Training for placing women in executive ranks in the pipeline

LYDIA SHEKIGHENDA
THE Association of Tanzania Employers (ATE) in collaboration with the Eastern and Southern Africa Management Institute (ESAMI), is set to provide training to female employees on managerial skills using its own experts, following a successful implementation of its first programme.

The courses under the Female Future Programme, are aimed at strengthening women’s capacity to manage executive positions as effort towards promoting gender equality in the workplace.
ATE’s Coordinator of the Female Future Programme, Lilian Machera, told the ‘Daily News’ yesterday that when the programme started last year, her association used experts from the Confederation of Norwegian Enterprises (NHO) who also empowered ATE and ESAMI personnel so that they could manage it .
“We are currently proceeding with registration for the next programme which will commence at the end of next month and expect that the course will attract more female employees because it has proved to be beneficial to them,” she said.
Ms Machera said that under the four-year programme, twenty women are expected to be trained each year, but the number increased to 33 during the the first phase.
Introduction of the programme was driven by the poor representation of the group in management decision making, in leadership and board positions.
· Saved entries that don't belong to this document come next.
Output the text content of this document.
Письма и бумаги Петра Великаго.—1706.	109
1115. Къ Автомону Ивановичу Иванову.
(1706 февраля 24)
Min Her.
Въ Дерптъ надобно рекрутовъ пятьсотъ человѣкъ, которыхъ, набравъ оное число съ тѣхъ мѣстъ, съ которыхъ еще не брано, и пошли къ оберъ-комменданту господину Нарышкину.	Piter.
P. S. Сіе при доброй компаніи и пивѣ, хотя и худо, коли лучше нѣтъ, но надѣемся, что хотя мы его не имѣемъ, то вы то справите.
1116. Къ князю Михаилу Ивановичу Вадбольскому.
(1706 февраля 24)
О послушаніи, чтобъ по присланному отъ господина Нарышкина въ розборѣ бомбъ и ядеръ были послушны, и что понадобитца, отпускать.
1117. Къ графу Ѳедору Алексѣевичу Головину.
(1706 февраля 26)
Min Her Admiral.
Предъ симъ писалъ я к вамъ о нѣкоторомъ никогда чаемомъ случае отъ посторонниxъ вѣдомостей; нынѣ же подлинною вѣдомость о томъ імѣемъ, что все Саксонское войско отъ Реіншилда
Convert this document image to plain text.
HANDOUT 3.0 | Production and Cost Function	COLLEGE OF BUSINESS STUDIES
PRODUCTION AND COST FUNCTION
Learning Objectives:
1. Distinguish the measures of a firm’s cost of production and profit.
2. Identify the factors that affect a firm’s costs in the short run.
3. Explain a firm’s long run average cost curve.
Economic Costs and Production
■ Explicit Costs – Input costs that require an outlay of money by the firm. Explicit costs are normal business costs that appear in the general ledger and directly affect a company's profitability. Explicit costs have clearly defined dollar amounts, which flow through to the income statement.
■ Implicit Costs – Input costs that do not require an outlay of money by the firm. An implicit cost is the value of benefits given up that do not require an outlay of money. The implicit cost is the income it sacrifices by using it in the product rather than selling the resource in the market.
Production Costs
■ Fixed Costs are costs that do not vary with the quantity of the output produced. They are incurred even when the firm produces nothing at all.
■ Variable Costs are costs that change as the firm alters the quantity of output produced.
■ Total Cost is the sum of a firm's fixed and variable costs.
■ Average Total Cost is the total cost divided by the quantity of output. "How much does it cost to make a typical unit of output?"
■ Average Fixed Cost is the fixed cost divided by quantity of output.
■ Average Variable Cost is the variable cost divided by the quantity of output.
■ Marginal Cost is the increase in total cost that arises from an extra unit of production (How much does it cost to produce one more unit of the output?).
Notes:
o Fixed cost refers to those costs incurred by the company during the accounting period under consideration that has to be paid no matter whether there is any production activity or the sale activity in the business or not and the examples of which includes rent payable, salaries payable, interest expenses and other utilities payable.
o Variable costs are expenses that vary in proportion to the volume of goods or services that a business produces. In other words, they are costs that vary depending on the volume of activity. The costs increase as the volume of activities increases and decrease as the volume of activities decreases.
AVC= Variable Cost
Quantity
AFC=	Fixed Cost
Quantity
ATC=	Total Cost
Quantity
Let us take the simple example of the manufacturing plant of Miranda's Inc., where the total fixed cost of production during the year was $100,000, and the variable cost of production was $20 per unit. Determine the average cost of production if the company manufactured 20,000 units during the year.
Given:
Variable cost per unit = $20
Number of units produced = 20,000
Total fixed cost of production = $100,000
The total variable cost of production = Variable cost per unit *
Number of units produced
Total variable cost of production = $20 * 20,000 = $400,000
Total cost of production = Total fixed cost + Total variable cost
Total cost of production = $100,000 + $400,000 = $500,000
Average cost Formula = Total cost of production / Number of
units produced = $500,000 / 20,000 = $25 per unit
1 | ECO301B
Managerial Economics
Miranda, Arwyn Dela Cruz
Ms Machere explained that the nine-month programme drew participants from different parts of the country.
She said the programme covered three modules of leadership, rhetoric and board competence which will be linked directly to their daily work routine at their workplaces. The baseline survey conducted in 2015 in 300 companies discovered that a gender gap exist at various levels.
According to the findings, 65 per cent of males are board members while female board mem bers make up to 35 per cent. Chief executive officers/ business owners are 78 per cent male and females are only 22 per cent.
The findings further revealed that males make up 61 per cent heads of functions and female 39 per cent.
Speaking in Dar es Salaam recently, during a ceremony to present certificates to 33 female employees who had completed the ninemonth course, the Minister for Education, Science, Technology and Vocational Training, Prof Joyce Ndalichako, praised the initiative for supporting women with potential for productivity, noting that it motivates them towards becoming senior leaders and board members.